Unless you are in a very hot path and know with absolute certainty that n will remain very low, I'd say you are doing clear premature optimization by comparing and choosing the O(n^2).
I say very small because to me, n=10_000 sounds like a number that could easily and quickly grow higher since yoy are past a basic enumeration of a few choices.
And this is how we end up with situations like GTA5 taking several minutes to parse a JSON in production, because nobody did actually test it with real-world values of n (or at least didn't expect it to increase over the product lifetime)
The right lesson to learn here is "manage and maintain your software as it's used in the real world, as that will tell you where you need to invest time" not "prematurely optimize every algorithm just in case it becomes a problem".
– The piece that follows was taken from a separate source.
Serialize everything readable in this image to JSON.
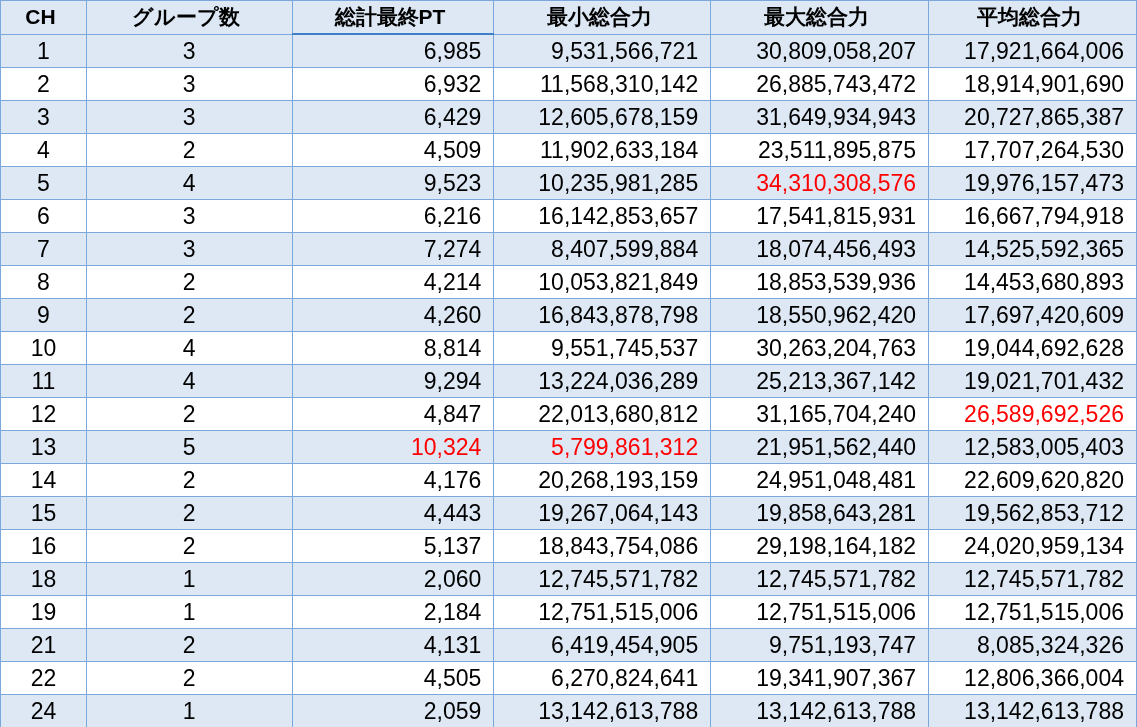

No, the right lesson here is that quadratic algorithms are a particularly nasty middle ground of seeming to work for the small n of development and initial rollout but falling over for the medium to large n of living in production.
Luckily they’re typically easy to notice, and better approaches are often as easy as sorting your input first or caching items in a hash table.
An engineer should therefore catch these things when writing them or in code review and make sure a slightly better option is used in any situation where the size of input has a reasonable chance of growing.
The cost is nearly nothing and the benefit is not shipping code that will virtually guarantee slow response times and bloated scaling costs at best and humans being woken up at night for outages at worst.
If you aren't doing better because you don't care, you're inflicting the costs your apathy on everyone else around you. If you aren't doing better because nested for loops is the most ergonomic solution for virtually every problem in your language of choice, you need to reevaluate your choices.
Everything doesn't have to be overengineered to death, but that's a far cry from being okay with regularly and intentionally choosing the actual worst solution that is all but guaranteed to blow up under any kind of growth.